フリューゲル用にカスタムされた本騎は、左右の腰に刃力核直結式聖霊騎装である狙撃式刃力弓を計二門装備しており、同時に起動する事で、刃力核共鳴式聖霊術砲である狙撃共鳴式刃力砲という攻撃方法を取る事が出来る。その為、通常のパンツァーステッチャーに比べ、射程と火力が非常に高くなっている。
〈聖霊騎装解説〉
[狙撃式刃力砲]
波動の特性を持つ光と、貫通の特性を持つ雷の聖霊の意思を組み合わせた刃力核直結式聖霊騎装。腰部に接続され背部に収納された砲身にて攻撃する。攻撃範囲は狙撃式刃力弓と大差無いが、射程と貫通力は遥かに上を行く。
稲妻を纏った巨大な光矢にて敵を穿つ。光属性単体の刃力核直結式聖霊騎装である殲滅式刃力砲に比べると攻撃範囲と近〜中距離での威力は劣るものの、射程及び遠距離での威力は他の聖霊騎装とは一線を隔する。主に狙撃騎士が愛用する刃力核直結する聖霊騎装である。

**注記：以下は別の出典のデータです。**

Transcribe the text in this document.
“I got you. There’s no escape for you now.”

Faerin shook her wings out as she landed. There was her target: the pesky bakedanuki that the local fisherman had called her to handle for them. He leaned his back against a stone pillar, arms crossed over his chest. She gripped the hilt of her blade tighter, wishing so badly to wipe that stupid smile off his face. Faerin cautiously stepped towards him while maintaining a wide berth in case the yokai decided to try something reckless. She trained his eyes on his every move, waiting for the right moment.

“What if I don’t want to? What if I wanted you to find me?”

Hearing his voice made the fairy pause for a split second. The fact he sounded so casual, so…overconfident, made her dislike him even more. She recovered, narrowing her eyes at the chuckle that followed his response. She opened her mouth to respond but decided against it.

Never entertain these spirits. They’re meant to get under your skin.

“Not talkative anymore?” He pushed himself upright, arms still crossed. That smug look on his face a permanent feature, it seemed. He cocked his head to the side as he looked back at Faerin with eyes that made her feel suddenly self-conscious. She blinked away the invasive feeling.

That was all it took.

また、本聖霊騎装を左右の腰部に装備し、同時に起動する事で刃力共鳴式聖霊術砲である刃力共鳴狙撃式刃力砲という攻撃方法が出来る。これを使用すれば、狙撃式刃力砲よりも更に射程が長く、貫通力の高い極大の稲妻そのものを放つ事が出来る。